The men appeared confident—Burton even went on CNBC to explain how he had thought of the investment vehicle. But behind the scenes, they were creating dozens of shell companies where the investors’ money was deposited. These were supposedly the borrower’s companies, but they actually belonged to Burton and Wellesley. Some payments were made to investors, but these apparently came from new clients’ deposits. Investors trying to learn more information called the firm’s number to discover no such firm existed. And then in 2019, all payments stopped.

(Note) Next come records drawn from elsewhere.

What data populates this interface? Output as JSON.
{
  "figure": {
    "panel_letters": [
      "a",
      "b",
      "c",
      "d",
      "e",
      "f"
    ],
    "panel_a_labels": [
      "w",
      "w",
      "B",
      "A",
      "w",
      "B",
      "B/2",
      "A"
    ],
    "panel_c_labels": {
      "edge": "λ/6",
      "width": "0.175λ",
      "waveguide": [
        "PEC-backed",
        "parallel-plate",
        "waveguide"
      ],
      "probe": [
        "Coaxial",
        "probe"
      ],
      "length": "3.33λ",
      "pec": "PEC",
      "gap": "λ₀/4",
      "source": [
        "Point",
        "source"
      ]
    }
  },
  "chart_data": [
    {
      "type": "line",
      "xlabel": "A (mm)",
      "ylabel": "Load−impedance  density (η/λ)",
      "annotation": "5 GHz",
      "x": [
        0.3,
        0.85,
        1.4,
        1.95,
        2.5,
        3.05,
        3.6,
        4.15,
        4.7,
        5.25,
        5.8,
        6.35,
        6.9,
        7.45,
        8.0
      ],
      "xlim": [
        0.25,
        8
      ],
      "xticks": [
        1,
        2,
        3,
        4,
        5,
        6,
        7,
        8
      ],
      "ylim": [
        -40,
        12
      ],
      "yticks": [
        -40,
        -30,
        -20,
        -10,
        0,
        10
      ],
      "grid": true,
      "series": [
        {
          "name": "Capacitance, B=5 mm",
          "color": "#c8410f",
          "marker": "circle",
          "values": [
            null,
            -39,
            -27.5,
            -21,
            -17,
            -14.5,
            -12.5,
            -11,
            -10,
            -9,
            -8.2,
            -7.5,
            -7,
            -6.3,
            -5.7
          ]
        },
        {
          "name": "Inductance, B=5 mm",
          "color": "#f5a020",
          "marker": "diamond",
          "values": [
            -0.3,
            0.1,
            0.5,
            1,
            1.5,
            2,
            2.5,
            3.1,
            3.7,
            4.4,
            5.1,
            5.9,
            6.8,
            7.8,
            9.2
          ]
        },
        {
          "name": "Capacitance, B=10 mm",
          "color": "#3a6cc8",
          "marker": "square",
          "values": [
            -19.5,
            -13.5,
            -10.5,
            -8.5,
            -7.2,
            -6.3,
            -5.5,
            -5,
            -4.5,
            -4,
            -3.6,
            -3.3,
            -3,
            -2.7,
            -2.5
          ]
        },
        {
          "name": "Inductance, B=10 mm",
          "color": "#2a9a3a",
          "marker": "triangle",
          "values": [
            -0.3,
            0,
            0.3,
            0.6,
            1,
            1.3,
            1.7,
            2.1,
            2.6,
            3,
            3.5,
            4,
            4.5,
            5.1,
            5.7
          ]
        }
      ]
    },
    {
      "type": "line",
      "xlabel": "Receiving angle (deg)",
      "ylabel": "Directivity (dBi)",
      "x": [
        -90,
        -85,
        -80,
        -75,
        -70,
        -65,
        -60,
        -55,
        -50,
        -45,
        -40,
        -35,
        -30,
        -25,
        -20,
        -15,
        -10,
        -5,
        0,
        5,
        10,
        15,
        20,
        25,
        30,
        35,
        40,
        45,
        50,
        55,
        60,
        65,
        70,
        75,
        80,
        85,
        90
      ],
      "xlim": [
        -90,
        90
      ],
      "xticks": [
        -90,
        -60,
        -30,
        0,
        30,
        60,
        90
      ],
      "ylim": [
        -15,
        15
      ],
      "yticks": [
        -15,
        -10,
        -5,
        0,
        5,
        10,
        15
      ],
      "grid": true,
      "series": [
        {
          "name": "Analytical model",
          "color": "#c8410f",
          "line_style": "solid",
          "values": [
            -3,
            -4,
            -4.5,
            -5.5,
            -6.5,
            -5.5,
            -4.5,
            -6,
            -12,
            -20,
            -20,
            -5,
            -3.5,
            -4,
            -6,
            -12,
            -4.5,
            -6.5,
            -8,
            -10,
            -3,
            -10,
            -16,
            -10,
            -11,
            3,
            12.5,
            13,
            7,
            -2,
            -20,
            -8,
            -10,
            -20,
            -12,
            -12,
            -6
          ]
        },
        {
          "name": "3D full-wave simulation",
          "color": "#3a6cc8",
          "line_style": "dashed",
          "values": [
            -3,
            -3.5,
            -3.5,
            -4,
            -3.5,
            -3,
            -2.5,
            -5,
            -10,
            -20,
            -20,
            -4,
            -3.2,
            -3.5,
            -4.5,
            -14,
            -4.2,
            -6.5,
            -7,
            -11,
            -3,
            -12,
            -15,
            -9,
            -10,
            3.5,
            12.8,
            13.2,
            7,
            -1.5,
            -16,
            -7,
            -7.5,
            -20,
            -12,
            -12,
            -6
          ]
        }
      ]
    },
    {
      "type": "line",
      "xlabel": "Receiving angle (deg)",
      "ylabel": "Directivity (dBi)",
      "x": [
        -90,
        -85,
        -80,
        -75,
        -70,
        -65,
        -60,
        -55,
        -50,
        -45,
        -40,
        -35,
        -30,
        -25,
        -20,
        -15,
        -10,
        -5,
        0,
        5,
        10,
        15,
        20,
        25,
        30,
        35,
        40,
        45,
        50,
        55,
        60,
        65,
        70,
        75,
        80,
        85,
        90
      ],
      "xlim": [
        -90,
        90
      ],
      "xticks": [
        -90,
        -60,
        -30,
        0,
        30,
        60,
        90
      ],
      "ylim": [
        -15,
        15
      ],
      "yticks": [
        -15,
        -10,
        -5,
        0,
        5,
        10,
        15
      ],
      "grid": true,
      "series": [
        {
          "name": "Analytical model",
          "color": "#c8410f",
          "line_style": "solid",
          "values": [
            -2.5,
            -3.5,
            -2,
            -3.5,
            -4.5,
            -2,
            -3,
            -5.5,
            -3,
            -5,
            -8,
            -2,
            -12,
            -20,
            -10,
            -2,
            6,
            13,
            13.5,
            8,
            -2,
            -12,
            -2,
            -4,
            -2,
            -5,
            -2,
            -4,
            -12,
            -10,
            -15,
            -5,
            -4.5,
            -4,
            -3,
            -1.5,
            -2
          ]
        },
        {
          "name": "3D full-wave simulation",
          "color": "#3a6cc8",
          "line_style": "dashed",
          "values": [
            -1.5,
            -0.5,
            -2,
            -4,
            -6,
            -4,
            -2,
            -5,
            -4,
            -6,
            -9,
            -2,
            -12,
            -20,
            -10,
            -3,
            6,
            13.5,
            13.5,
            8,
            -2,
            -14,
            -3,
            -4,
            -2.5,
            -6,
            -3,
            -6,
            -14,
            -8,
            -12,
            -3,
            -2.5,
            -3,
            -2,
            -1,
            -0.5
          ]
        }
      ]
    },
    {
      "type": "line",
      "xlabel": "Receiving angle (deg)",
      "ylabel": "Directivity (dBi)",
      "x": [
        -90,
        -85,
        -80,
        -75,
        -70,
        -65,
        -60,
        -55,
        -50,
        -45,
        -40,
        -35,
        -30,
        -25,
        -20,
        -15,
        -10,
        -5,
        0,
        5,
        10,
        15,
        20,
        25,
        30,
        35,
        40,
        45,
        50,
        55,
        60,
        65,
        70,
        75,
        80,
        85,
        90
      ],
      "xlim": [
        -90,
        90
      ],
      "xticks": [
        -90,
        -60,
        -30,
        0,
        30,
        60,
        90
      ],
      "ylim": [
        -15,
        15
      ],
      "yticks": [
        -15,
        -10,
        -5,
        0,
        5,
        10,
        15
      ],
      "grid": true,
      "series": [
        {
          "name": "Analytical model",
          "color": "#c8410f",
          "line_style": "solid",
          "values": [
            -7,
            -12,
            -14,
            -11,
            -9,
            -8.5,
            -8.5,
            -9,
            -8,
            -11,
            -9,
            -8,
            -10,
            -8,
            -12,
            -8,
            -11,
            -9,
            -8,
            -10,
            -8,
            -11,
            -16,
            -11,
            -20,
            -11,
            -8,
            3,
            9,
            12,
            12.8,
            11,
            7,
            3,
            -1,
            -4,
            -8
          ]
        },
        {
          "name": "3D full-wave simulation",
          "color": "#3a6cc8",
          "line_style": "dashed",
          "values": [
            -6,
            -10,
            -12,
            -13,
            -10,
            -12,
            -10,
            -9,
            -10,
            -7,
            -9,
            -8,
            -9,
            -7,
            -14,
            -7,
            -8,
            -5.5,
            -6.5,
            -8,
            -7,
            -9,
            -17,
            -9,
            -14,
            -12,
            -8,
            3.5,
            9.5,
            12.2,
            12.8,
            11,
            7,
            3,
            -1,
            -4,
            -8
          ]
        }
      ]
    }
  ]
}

Arrests, Extradition and Now Conviction

Burton was arrested by British police in February 2019 in a hotel in Kent. In his room, the police found two fake passports, expensive watches, bars of precious metals and South African and British currency with a total value of almost £1 million. He pleaded guilty to possession of fake passports and money laundering and was sentenced to four years in prison. Before U.S. authorities could bring charges, he was released in 2020, apparently due to Covid concerns, and disappeared. He was arrested in Morocco in 2022, federal prosecutors say, when he tried to enter the country using a fake Zimbabwean passport, then extradited to the U.S.

Wellesley was arrested in the U.K. in 2022 and finally extradited to New York in July 2025. He pleaded not guilty that month to three charges, but around the same time, Burton came to an agreement with prosecutors and pleaded guilty to wire fraud conspiracy and money laundering conspiracy. Burton admitted to U.S. District Judge Pamela Chen that rather than controlling a cellar of 25,000 bottles of rare wines from producers like Domaine de la Romanée-Conti and Screaming Eagle, as they claimed, he and Wellesley never had more than 217 bottles in their cellar.

As part of the plea deal, Wellesley will have to give up $1 million in profits from the scheme, plus funds in more than two dozen bank accounts and any wines he had in storage. He is facing 10 to 12 and a half years in prison at his Feb. 3, 2026, sentencing hearing, under recommended federal guidelines. Burton will be sentenced on Jan. 6, 2026, and faces 24 to 29 years in prison. He has agreed to forfeit $26 million from the scheme.